Even so, he’s terrified. In Coal Black Mornings, he writes of his conviction that his childhood would be ended at any moment by nuclear war. Now, he says, he’s plagued by ‘terrible night thoughts. I imagine the worst the whole time. I have to force myself back to sleep.’ He moves on seamlessly to his discomfort at parties, how he hides behind his wife, how he finds small talk awkward and replays conversations later, looking for evidence of his own humiliation.

‘I used to hide behind the mask of slightly aloof out-of-my-headness. And now, because I don’t hide behind that mask anymore, I have to actually engage with people, and I suppose I’m a bit more self-conscious about it. We’re not in our twenties anymore, lying around on the floor snogging people. We’re talking about…’ — at this point, as he often does when he wants to signify a bourgeois affectation he’s unhappy about, Anderson adopts a sneering voice — ‘where we went on holiday. As I get older I feel more socially conscious because I don’t have those crutches that I used to have. But you have to be an adult. If you’re going to live in this adult world you have to live by its rules.’

The connection between the dignified, fiftysomething Brett Anderson, and the one who used to prance around on stage in a woman’s blouse, slapping his bum, is the persona of the pop star. Being Brett Anderson Out Of Suede used to be a full-time job, until there was more of Brett Anderson Out Of Suede than there was of the man himself, like Michael Redgrave being taken over by his ventriloquist’s dummy in Dead of Night.

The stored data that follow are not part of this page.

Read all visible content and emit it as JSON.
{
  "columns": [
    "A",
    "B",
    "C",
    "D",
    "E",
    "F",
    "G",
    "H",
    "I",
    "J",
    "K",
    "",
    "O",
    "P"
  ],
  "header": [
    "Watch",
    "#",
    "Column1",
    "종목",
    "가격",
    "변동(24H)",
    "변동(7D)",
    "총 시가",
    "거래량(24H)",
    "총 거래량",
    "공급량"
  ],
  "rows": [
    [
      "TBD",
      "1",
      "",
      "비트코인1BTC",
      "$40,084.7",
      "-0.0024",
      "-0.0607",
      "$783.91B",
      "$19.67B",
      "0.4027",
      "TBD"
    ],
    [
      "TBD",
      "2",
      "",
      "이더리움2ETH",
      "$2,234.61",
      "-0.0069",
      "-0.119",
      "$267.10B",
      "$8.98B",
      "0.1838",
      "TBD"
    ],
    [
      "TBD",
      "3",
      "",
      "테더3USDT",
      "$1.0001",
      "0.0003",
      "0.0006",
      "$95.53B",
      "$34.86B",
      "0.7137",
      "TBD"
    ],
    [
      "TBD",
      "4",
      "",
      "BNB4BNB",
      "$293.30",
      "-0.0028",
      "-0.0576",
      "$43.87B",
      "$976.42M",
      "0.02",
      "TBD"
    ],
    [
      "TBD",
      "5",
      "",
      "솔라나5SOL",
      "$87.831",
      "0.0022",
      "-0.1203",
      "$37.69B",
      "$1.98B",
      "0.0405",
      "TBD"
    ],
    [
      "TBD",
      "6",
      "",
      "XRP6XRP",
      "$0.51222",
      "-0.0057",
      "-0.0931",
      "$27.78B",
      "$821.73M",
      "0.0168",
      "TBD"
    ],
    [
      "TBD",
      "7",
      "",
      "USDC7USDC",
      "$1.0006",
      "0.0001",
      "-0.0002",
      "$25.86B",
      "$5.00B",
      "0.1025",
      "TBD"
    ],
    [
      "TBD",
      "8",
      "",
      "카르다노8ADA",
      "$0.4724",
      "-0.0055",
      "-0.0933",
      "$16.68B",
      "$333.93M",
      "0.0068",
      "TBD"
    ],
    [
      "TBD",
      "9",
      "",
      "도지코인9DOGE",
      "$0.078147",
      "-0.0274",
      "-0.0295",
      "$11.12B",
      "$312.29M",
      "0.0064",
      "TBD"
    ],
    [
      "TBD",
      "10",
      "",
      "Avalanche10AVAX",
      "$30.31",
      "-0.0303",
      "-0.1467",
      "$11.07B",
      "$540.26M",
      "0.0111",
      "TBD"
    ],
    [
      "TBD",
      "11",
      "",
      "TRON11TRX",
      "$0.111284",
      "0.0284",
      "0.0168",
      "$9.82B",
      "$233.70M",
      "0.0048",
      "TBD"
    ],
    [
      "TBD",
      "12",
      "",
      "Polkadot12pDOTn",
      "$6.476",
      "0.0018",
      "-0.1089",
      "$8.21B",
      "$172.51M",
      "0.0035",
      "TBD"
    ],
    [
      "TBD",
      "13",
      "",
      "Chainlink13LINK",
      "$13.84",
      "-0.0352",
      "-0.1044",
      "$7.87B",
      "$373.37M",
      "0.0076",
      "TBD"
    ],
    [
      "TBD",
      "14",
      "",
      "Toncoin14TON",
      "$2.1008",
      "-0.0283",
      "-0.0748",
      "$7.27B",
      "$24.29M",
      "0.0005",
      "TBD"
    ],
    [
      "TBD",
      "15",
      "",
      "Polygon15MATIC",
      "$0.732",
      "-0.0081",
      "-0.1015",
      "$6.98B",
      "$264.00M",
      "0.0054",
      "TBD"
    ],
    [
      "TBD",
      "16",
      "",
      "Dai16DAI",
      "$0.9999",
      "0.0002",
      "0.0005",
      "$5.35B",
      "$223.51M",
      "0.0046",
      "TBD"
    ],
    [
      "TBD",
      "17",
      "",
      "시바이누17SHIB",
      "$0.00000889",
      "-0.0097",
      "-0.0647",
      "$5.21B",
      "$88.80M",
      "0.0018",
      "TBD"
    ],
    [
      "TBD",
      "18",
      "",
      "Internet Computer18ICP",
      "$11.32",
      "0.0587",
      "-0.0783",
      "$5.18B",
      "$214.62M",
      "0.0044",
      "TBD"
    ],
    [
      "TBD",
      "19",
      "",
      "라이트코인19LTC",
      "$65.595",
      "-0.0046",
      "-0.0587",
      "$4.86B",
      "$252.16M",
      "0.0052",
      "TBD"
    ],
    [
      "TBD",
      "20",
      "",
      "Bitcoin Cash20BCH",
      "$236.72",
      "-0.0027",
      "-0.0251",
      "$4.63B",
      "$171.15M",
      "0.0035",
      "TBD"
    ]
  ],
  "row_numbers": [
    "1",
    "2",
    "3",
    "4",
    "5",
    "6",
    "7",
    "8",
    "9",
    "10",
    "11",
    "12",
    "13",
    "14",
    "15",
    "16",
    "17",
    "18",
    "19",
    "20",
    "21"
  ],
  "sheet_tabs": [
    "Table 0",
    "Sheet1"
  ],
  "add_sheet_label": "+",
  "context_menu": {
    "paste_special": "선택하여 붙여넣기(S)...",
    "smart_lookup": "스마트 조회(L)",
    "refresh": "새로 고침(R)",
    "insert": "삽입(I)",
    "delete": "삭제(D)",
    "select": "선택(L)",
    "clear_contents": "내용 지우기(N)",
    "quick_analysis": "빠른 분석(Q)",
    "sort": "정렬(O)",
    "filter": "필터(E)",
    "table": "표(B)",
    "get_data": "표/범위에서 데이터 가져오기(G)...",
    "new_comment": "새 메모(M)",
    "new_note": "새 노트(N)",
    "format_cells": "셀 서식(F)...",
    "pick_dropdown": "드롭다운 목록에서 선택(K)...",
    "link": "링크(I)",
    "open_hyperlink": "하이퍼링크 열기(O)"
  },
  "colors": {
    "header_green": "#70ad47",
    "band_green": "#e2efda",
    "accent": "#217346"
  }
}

‘I’ve spent the past 15 years deconstructing that dummy,’ Anderson says. ‘He’s in the cupboard in pieces. I think you leave your persona behind when you have kids. Persona is so born of ego — it’s a brittle mask that you wear, and as soon as you have kids that mask gets shattered because you realise you’re not the most important person in the world. It’s a fascinating thing, person vs persona, and I think about it ever such a lot — the kind of things you go through when you achieve fame and success, because they do really distort you as a human being, and it’s a fascinating journey.’

Now the persona only comes out when Anderson takes to the stage, something he needs to do to get through that hour and a half. He flicks the fringe from his face, wriggles his hips, undoes a button more than might be strictly necessary on his tailored shirt. And the middle-aged people in the crowd allow the lustful thoughts in. And I don’t think they’re all just trying to relive their youths.

The Blue Hour is out now on Warner Music.